W świetle powyższych uwag podkreślić trzeba, że konferenc]a w Abbeville stanowi jeden z najbardziej zafałszowanych elementów wydarzeń związanych z francuską offensive pour la Pologne. Historycy, w tym szczególnie badacze polscy, koncentrują się na przywoływaniu najbardziej bulwersujących fragmentów jej protokołów (których w całości zresztą nie znają) - całkowicie w zasadzie ignorując realne ich znaczenie. Tymczasem, choć francuskie poczynana istotnie początkowo wywołały nerwowość w niemieckich dowództwach na froncie zachodnim, to wobec bardzo powolnych postępów Francuzów dość szybko została ona opanowana. Do 12 września offensive pour la Pologne bezpośrednio nie spowodowała wycofania żadnych znaczących sił z frontu polskiego - i wobec wiedzy o francuskich planach trudno przypuszczać, by stan ten miał ulec zmianie w następnych dniach. Tym bardziej że, jak warto przypomnieć, kolejna, wciąż jeszcze potencjalnie nie bardzo groźna dla strony niemieckiej faza serii francuskich operacji zaplanowana została przez gen. Georgesa dopiero na 30. dzień po mobilizacji, tj. w praktyce na przełom września i października. A choć oczywiście termin ten mógł ulec przyśpieszeniu, nic nie wskazuje, by poważnie o tym myślano.

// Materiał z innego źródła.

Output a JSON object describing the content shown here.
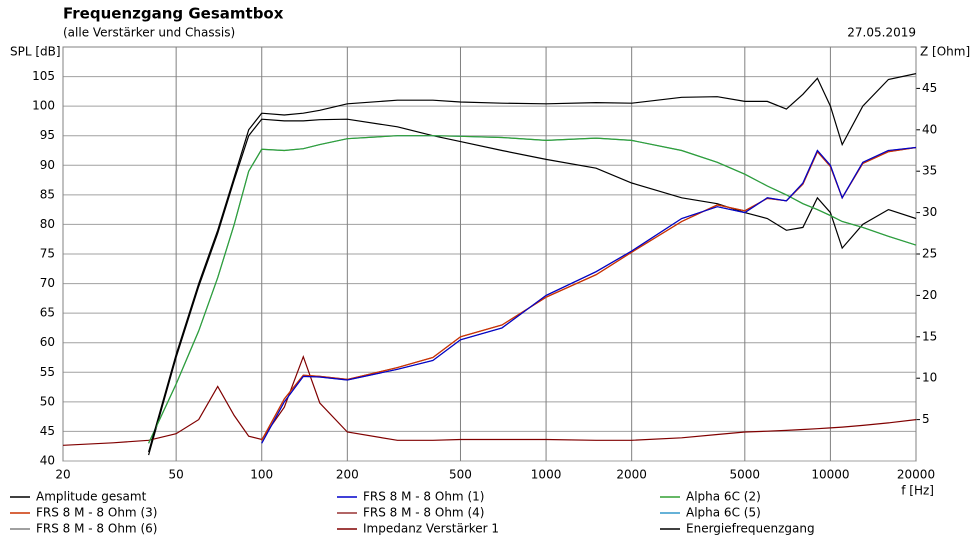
{
  "chart_data": {
    "type": "line",
    "title": "Frequenzgang Gesamtbox",
    "subtitle": "(alle Verstärker und Chassis)",
    "date": "27.05.2019",
    "y_label": "SPL [dB]",
    "y2_label": "Z [Ohm]",
    "x_label": "f [Hz]",
    "x_scale": "log",
    "grid": true,
    "x": [
      20,
      30,
      40,
      50,
      60,
      70,
      80,
      90,
      100,
      120,
      140,
      160,
      200,
      300,
      400,
      500,
      700,
      1000,
      1500,
      2000,
      3000,
      4000,
      5000,
      6000,
      7000,
      8000,
      9000,
      10000,
      11000,
      13000,
      16000,
      20000
    ],
    "xlim": [
      20,
      20000
    ],
    "xticks": [
      20,
      50,
      100,
      200,
      500,
      1000,
      2000,
      5000,
      10000,
      20000
    ],
    "ylim": [
      40,
      110
    ],
    "yticks": [
      40,
      45,
      50,
      55,
      60,
      65,
      70,
      75,
      80,
      85,
      90,
      95,
      100,
      105
    ],
    "y2lim": [
      0,
      50
    ],
    "y2ticks": [
      5,
      10,
      15,
      20,
      25,
      30,
      35,
      40,
      45
    ],
    "series": [
      {
        "name": "Amplitude gesamt",
        "color": "#000000",
        "values": [
          null,
          null,
          41.5,
          58,
          70,
          79,
          88,
          96,
          98.8,
          98.5,
          98.8,
          99.3,
          100.4,
          101,
          101,
          100.7,
          100.5,
          100.4,
          100.6,
          100.5,
          101.5,
          101.6,
          100.8,
          100.8,
          99.5,
          102,
          104.7,
          100,
          93.5,
          100,
          104.5,
          105.5
        ]
      },
      {
        "name": "FRS 8 M - 8 Ohm (1)",
        "color": "#0000cc",
        "values": [
          null,
          null,
          null,
          null,
          null,
          null,
          null,
          null,
          43,
          50,
          54.3,
          54.2,
          53.7,
          55.5,
          57,
          60.5,
          62.5,
          68,
          72,
          75.5,
          81,
          83,
          82,
          84.5,
          84,
          87,
          92.5,
          90,
          84.5,
          90.5,
          92.5,
          93
        ]
      },
      {
        "name": "Alpha 6C (2)",
        "color": "#33a033",
        "values": [
          null,
          null,
          43,
          53,
          62,
          71,
          80,
          89,
          92.7,
          92.5,
          92.8,
          93.5,
          94.5,
          95,
          95,
          94.9,
          94.7,
          94.2,
          94.6,
          94.2,
          92.5,
          90.5,
          88.5,
          86.5,
          85,
          83.5,
          82.5,
          81.5,
          80.5,
          79.5,
          78,
          76.5
        ]
      },
      {
        "name": "FRS 8 M - 8 Ohm (3)",
        "color": "#cc3300",
        "values": [
          null,
          null,
          null,
          null,
          null,
          null,
          null,
          null,
          43.5,
          50.5,
          54.5,
          54.3,
          53.8,
          55.8,
          57.5,
          61,
          63,
          67.7,
          71.5,
          75.3,
          80.5,
          83.3,
          82.3,
          84.4,
          84,
          86.8,
          92.3,
          89.8,
          84.5,
          90.3,
          92.3,
          93
        ]
      },
      {
        "name": "FRS 8 M - 8 Ohm (4)",
        "color": "#993333",
        "values": [
          null,
          null,
          null,
          null,
          null,
          null,
          null,
          null,
          43.5,
          50.5,
          54.5,
          54.3,
          53.8,
          55.8,
          57.5,
          61,
          63,
          67.7,
          71.5,
          75.3,
          80.5,
          83.3,
          82.3,
          84.4,
          84,
          86.8,
          92.3,
          89.8,
          84.5,
          90.3,
          92.3,
          93
        ]
      },
      {
        "name": "Alpha 6C (5)",
        "color": "#3399cc",
        "values": [
          null,
          null,
          43,
          53,
          62,
          71,
          80,
          89,
          92.7,
          92.5,
          92.8,
          93.5,
          94.5,
          95,
          95,
          94.9,
          94.7,
          94.2,
          94.6,
          94.2,
          92.5,
          90.5,
          88.5,
          86.5,
          85,
          83.5,
          82.5,
          81.5,
          80.5,
          79.5,
          78,
          76.5
        ]
      },
      {
        "name": "FRS 8 M - 8 Ohm (6)",
        "color": "#808080",
        "values": [
          null,
          null,
          null,
          null,
          null,
          null,
          null,
          null,
          43,
          50,
          54.3,
          54.2,
          53.7,
          55.5,
          57,
          60.5,
          62.5,
          68,
          72,
          75.5,
          81,
          83,
          82,
          84.5,
          84,
          87,
          92.5,
          90,
          84.5,
          90.5,
          92.5,
          93
        ]
      },
      {
        "name": "Impedanz Verstärker 1",
        "color": "#800000",
        "axis": "y2",
        "values": [
          1.9,
          2.2,
          2.5,
          3.3,
          5,
          9,
          5.5,
          3,
          2.6,
          6.5,
          12.6,
          7,
          3.5,
          2.5,
          2.5,
          2.6,
          2.6,
          2.6,
          2.5,
          2.5,
          2.8,
          3.2,
          3.5,
          3.6,
          3.7,
          3.8,
          3.9,
          4,
          4.1,
          4.3,
          4.6,
          5
        ]
      },
      {
        "name": "Energiefrequenzgang",
        "color": "#000000",
        "values": [
          null,
          null,
          41,
          57.5,
          69.5,
          78.5,
          87.5,
          95,
          97.8,
          97.5,
          97.5,
          97.7,
          97.8,
          96.5,
          95,
          94,
          92.5,
          91,
          89.5,
          87,
          84.5,
          83.5,
          82,
          81,
          79,
          79.5,
          84.5,
          82,
          76,
          80,
          82.5,
          81
        ]
      }
    ]
  }
}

Po szóste: bez większego znaczenia są kierowane pod adresem aliantów zachodnich oskarżenia, że o ustaleniach z Abbeville nie poinformowano Polaków. Ustaleń tych, jak wyżej wskazano, od początku nie zamierzali honorować sami uczestnicy konferencji. W dodatku, przynajmniej w Londynie, pozostawały one nieznane nawet tym, którzy, by były realizowane, znać je powinni - w tym szefom sztabów czy najwyższym urzędnikom Foreign Office. Nieco paradoksalnie podstawową z "abbevillańskich" treści znali za to, niekoniecznie formalnie tu poinformowani, przedstawiciele Rzeczypospolitej. Obecnie zostaliśmy skazani na samych siebie i liczyć możemy jedynie na pomoc materiałową, donosił z Londynu przed południem 15 września szef świeżo zainstalowanej tam polskiej misji wojskowej gen. Mieczysław Norwid-Neugebauer.

Oczywiście wszystko to pozostało bez większego już znaczenia. W początkach drugiej połowy września strona francuska wciąż nie posiadała nad stopniowo wzmacnianą obroną przeciwnika przewagi, która mogłaby pozwolić na podjęcie zakończonej powodzeniem próby przełamania linii umocnień wzniesionych na zachodniej granicy Rzeszy. Na dalszą, śpiesznie realizowaną wobec perspektywy niemieckiego kontruderzenia koncentrację sił zabrakło czasu. 16 września Gamelin informował co prawda brytyjskich sojuszników, że owa koncentracja zakończona zostanie 24 września - pewne jest jednak, że o podjęciu wykonywania dotyczącej Linii Zygfryda części "instrukcji No 5" bezpośrednio po upływie tego terminu nie mogło być mowy.

Ostatecznie o dalszym biegu wydarzeń przesądziła rozpoczęta o świcie 17 września, na Zachodzie spodziewana już od kilku dni (i jako potencjalne zagrożenie sygnalizowana polskiemu sojusznikowi), agresja wschodniego sąsiada Rzeczypospolitej. Kwestia poczynań ofensywnych, które miałyby zostać w bliskiej przyszłości podjęte na terenie Rzeszy, błyskawicznie zniknęła z alianckiej agendy. Powrócić do niej miała kilka miesięcy później, gdy francuscy sztabowcy ponownie pochylili się nad mapami Saary, kreśląc na nich strzałki nieco podobne do tych, które pojawiały się tam latem roku 1939.

Ale to już była zupełnie inna historia.